The ANZ/Suncorp Bank experience illustrates the profound impact that strategic choices as to process may have on substantive outcomes. In particular, the merger authorisation pathway seems to provide little strategic benefit compared with the ACCC’s informal clearance process unless parties have weak competition arguments coupled with strong public benefit grounds that are connected directly to proposed conduct in the application.

ANZ and Suncorp group tribunal appeal

As noted above, the parties lodged their applications to appeal to the Tribunal on 25 August 2023, articulating the following key issues, summarised below:

  • The relevant markets to be analysed.
  • What are the appropriate counterfactuals:
    • Whether an acquisition by Bendigo and Adelaide Bank of Suncorp Bank is commercially realistic.
    • Even if it is commercially realistic, is a merged Bendigo and Adelaide Bank/Suncorp Bank likely to be a more effective competitor in home loans, SME and agribusiness banking, than Bendigo and Adelaide Bank or Suncorp Bank alone?
  • Would the Proposed ANZ/Suncorp Bank Acquisition be likely to result in coordinated effects in the home loans market? This includes considering whether the market is currently conducive to coordinated effects and if the merger would be likely to increase any likely coordinated effects.
  • Whether the Proposed ANZ/Suncorp Bank Acquisition is likely to result in any SLC in relation to SME banking products, including considering whether Suncorp Bank is currently an effective constraint and whether existing competitors and the threat of expansion and entry are sufficient to replace the loss of any competitive constraint. Similar issues are outlined regarding agribusiness to the extent it is a separate market from the services to SME customers.
  • Whether the public benefits identified outweigh any detriment likely to result, including the ability of Suncorp Group to have a singular insurance focus, the cost synergies, prudential safety benefits, lower funding costs, Queensland commitments by ANZ, and finally whether competitive detriments to the Australian banking industry more broadly that are not connected to the assessment of competition in any specific market should have been considered.

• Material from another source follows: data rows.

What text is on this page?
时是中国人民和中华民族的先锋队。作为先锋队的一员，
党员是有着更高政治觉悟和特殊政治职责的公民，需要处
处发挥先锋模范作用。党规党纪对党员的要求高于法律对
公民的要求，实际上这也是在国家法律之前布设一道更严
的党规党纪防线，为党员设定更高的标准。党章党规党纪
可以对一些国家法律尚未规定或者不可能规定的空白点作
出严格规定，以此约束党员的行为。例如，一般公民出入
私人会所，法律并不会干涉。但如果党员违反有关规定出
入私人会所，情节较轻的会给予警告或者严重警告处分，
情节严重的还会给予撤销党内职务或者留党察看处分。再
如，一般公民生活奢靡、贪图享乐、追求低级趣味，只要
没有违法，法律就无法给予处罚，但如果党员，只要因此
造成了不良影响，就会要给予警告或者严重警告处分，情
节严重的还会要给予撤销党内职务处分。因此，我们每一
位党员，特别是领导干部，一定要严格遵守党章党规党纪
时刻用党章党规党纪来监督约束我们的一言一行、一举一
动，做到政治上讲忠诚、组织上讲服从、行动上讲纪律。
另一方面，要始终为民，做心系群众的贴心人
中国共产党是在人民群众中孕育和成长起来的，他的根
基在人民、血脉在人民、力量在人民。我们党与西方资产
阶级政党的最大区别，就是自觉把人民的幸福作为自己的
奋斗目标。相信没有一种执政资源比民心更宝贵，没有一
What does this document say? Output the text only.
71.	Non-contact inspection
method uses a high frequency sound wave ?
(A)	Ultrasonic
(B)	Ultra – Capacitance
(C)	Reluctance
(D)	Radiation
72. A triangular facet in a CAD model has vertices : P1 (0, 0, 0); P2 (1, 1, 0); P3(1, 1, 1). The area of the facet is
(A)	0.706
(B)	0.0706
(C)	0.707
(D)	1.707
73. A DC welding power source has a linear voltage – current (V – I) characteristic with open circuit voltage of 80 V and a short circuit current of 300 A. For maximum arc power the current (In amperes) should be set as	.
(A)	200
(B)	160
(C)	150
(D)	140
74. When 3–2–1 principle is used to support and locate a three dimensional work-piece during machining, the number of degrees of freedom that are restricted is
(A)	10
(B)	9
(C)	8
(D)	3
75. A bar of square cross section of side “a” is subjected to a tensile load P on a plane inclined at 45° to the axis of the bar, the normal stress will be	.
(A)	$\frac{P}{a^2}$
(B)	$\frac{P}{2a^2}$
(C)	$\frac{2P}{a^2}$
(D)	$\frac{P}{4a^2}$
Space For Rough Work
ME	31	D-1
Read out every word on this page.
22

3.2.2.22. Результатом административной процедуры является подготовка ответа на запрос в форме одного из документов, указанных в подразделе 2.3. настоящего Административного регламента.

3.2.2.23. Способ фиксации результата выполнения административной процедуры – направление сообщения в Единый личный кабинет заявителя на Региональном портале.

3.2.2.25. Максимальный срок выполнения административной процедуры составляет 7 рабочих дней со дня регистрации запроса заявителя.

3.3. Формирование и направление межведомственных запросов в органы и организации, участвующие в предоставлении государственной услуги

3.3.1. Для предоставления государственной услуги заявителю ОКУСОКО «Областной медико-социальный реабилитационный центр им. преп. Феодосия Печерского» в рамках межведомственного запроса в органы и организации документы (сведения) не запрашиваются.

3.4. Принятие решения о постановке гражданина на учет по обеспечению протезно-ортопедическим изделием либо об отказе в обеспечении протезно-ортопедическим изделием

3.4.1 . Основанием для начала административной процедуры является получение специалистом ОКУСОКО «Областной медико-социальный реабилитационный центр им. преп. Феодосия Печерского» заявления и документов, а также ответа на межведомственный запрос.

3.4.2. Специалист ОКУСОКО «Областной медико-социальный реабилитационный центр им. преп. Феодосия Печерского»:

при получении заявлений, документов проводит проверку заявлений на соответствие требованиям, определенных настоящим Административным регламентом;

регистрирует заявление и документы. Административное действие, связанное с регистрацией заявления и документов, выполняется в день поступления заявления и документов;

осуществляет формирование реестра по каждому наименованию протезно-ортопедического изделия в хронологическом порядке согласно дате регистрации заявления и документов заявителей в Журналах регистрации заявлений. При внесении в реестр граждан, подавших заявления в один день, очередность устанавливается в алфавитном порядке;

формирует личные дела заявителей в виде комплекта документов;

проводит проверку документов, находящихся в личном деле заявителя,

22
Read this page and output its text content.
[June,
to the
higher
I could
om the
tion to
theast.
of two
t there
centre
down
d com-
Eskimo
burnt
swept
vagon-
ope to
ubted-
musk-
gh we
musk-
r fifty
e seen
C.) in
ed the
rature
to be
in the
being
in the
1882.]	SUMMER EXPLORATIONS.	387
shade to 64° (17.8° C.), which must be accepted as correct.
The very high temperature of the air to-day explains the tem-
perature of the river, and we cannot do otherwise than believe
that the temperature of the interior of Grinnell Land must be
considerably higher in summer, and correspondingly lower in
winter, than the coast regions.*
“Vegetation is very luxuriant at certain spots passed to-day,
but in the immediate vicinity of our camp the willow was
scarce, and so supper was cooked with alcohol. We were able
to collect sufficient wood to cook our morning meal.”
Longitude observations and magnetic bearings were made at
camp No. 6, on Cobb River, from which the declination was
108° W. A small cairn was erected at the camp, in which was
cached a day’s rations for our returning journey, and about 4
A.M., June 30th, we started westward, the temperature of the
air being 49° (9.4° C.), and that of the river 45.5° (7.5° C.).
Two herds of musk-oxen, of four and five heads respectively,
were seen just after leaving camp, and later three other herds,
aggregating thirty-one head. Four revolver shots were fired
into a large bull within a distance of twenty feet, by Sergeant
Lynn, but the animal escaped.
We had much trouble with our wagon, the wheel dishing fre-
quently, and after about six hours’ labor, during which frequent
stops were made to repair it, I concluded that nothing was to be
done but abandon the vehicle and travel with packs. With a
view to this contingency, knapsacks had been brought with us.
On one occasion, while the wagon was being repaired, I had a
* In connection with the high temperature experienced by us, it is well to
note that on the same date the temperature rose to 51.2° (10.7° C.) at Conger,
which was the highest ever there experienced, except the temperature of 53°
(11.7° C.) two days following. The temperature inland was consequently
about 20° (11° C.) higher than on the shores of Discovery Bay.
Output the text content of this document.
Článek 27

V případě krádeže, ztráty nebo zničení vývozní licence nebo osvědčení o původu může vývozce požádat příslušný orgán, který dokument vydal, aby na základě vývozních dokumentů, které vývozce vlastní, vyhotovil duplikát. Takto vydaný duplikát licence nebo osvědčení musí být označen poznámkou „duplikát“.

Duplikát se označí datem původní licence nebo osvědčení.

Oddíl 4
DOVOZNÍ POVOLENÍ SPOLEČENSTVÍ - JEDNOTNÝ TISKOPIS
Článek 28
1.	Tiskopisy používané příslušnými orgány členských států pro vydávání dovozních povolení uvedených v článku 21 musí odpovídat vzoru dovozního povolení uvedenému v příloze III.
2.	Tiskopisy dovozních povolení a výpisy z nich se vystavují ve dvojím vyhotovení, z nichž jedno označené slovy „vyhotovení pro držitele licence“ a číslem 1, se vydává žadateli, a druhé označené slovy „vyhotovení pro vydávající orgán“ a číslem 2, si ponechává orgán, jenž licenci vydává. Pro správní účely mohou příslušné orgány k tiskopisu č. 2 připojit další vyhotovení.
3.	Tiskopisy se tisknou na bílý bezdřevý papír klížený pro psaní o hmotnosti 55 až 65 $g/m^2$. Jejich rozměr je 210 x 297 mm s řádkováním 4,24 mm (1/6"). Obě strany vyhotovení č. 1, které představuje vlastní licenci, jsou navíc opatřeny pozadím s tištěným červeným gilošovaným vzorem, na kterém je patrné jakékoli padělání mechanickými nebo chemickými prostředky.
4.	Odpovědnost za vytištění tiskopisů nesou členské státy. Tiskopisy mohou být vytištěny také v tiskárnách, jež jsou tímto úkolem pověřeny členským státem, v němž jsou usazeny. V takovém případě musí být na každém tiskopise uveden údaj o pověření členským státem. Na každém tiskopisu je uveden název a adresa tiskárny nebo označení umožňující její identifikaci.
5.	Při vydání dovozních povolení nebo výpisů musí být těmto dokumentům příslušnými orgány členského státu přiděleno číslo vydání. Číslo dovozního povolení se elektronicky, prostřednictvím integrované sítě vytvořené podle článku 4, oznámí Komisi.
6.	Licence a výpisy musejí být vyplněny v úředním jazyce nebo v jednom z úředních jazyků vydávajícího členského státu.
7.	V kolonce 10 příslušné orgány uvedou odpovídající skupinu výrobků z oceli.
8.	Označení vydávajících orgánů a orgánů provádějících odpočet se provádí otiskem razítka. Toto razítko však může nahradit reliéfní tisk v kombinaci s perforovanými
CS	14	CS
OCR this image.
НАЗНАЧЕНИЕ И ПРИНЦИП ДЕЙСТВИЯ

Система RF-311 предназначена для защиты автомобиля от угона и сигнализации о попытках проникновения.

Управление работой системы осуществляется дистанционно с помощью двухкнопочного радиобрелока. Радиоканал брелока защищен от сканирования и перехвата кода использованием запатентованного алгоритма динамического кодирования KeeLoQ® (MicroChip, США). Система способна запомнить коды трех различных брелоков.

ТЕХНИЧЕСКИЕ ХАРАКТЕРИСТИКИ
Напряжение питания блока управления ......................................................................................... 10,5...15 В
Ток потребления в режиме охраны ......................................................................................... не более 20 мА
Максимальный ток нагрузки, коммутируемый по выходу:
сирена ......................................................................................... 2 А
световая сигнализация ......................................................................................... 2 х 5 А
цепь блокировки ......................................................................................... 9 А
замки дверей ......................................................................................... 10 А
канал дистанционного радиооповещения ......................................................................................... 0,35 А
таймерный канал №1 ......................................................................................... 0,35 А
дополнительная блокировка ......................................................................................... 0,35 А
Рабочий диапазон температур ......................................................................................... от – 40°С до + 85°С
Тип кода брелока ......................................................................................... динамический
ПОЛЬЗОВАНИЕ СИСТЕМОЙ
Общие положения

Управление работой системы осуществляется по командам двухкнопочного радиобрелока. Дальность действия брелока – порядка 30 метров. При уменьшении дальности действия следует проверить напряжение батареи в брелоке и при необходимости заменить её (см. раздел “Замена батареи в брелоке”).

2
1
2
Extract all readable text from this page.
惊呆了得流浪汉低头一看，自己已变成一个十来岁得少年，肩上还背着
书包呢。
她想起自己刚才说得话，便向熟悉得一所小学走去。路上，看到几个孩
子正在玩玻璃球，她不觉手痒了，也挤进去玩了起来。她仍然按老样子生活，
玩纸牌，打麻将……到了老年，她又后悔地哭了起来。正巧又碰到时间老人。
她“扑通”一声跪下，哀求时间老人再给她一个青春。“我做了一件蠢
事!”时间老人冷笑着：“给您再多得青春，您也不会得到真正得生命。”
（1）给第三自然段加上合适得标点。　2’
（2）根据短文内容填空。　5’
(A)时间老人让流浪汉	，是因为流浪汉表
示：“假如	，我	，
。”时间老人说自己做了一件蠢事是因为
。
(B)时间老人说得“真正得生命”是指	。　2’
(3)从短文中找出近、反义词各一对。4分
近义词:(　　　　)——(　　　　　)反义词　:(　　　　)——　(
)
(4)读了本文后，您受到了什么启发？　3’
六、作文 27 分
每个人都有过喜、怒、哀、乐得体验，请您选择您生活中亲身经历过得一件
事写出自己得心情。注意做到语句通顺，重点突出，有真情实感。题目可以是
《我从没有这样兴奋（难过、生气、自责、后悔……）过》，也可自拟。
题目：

Implications for ACCC’s proposed merger reforms

The Federal Treasurer Dr Jim Chalmers and Assistant Minister for Competition, Charities and Treasury Andrew Leigh jointly announced on 23 August 2023 that the Government has established a Competition Taskforce, supported by an expert panel which includes Danielle Wood (CEO of the Grattan Institute) and Rod Sims (former ACCC Chair), to undertake a review of competition policy, which includes consideration of the ACCC’s proposals for merger reform. As discussed in our previous article The ACCC’s recommended merger reforms: A deeper dive, the ACCC has recommended in its proposed merger reforms (amongst other things):

  • a mandatory and suspensory merger notification regime, under which mergers that meet certain thresholds (likely based on the merger parties' turnover and/or transaction value) must be notified to and cleared by the ACCC before the transaction can complete; and
  • to reverse the onus of proof in the competition assessment, requiring merging parties to demonstrate on the balance of probabilities that a merger is unlikely to SLC. 

While the reversal of onus of proof is akin to what is currently required under the formal merger authorisation process, the critical difference under the ACCC’s proposed mandatory regime is that merger parties that meet the notification threshold must seek ACCC clearance. In contrast, there is currently no statutory obligation on merger parties to seek formal authorisation, and where the ACCC chooses to take enforcement action against merger parties to prevent completion, it is the ACCC that has the onus of proof. The mixed success of recent merger authorisations (including in ANZ/Suncorp Bank) demonstrates how a reversal of onus to prove the absence of SLC effects can play out for merger parties. Importantly, it highlights why the ACCC and Government should carefully consider the implications of reversing the onus of proof in a mandatory and suspensory merger control regime.